There are two products that are good to start with in this field -- Jenkins which is free and open source and TeamCity which is free for your scale but not open source. Both will get you where you need to go, which one to pick is really a tactical decision based on what you are building stuff in and how much effort you might want to put into configuring the thing -- not that a basic setup with either product is horribly involved if you've ever stood up a and configured a web application. They are anatomically similar so the rest of this answer will apply to both.

These products both have a central server which is what you interact with as well as a concept of build agents or workers where the builds take place. This seems a bit odd until you realize that you could be building a cross-platform product that needs a native windows, osx and linux build.

In terms of where to install it that is really a tactical decision -- they both are very flexible java products that will run on just about anything. It really boils down to avaliability of hardware / software / licensing and security -- some folks really want to keep everything on the LAN. As for the build agent that is also a tactical decision. There is no reason the agent can't be on the same box as your CI server but you could certainly drop it somewhere different if need be. Having it on the same LAN helps unless you want to do some network configuration as they do need to communicate and typically that requires some firewall hole punching.

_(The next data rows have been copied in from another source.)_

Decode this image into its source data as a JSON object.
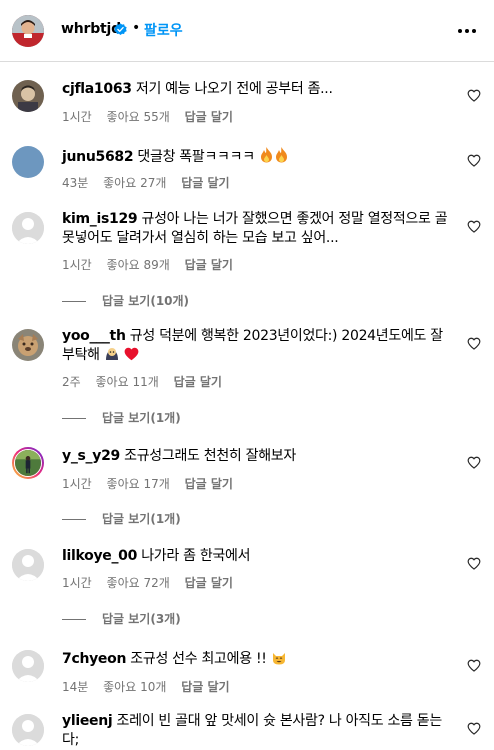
{
  "header": {
    "username": "whrbtjd",
    "dot": "•",
    "follow_label": "팔로우",
    "more_icon": "more-horizontal-icon"
  },
  "comments": [
    {
      "username": "cjfla1063",
      "text": "저기 예능 나오기 전에 공부터 좀...",
      "time": "1시간",
      "likes": "좋아요 55개",
      "reply": "답글 달기"
    },
    {
      "username": "junu5682",
      "text": "댓글창 폭팔ㅋㅋㅋㅋ",
      "time": "43분",
      "likes": "좋아요 27개",
      "reply": "답글 달기"
    },
    {
      "username": "kim_is129",
      "text": "규성아 나는 너가 잘했으면 좋겠어 정말 열정적으로 골 못넣어도 달려가서 열심히 하는 모습 보고 싶어...",
      "time": "1시간",
      "likes": "좋아요 89개",
      "reply": "답글 달기",
      "thread": "답글 보기(10개)"
    },
    {
      "username": "yoo___th",
      "text": "규성 덕분에 행복한 2023년이었다:) 2024년도에도 잘 부탁해",
      "time": "2주",
      "likes": "좋아요 11개",
      "reply": "답글 달기",
      "thread": "답글 보기(1개)"
    },
    {
      "username": "y_s_y29",
      "text": "조규성그래도 천천히 잘해보자",
      "time": "1시간",
      "likes": "좋아요 17개",
      "reply": "답글 달기",
      "thread": "답글 보기(1개)"
    },
    {
      "username": "lilkoye_00",
      "text": "나가라 좀 한국에서",
      "time": "1시간",
      "likes": "좋아요 72개",
      "reply": "답글 달기",
      "thread": "답글 보기(3개)"
    },
    {
      "username": "7chyeon",
      "text": "조규성 선수 최고에용 !!",
      "time": "14분",
      "likes": "좋아요 10개",
      "reply": "답글 달기"
    },
    {
      "username": "ylieenj",
      "text": "조레이 빈 골대 앞 맛세이 슛 본사람? 나 아직도 소름 돋는다;"
    }
  ],
  "colors": {
    "accent": "#0095f6",
    "meta": "#737373",
    "divider": "#dbdbdb",
    "heart": "#ed4956"
  }
}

I probably would not install this on a machine someone was actively using just to guard against someone turning the machine off. Or hosing the machine and breaking your CI process. But mechanically an old desktop will do -- we just retired a ~2005 era HP desktop that was the main build server for every one of our dozen plus QA sites that got built pretty frequently. It's main issue was that we could only put 2gb of RAM in the box so we could not cache a lot of things in ram and it would page out to a slow disk made by the lowest vendor operating well beyond it's expected service life.

tldr: get Jenkins or TeamCity, install on a spare desktop, conquor the world.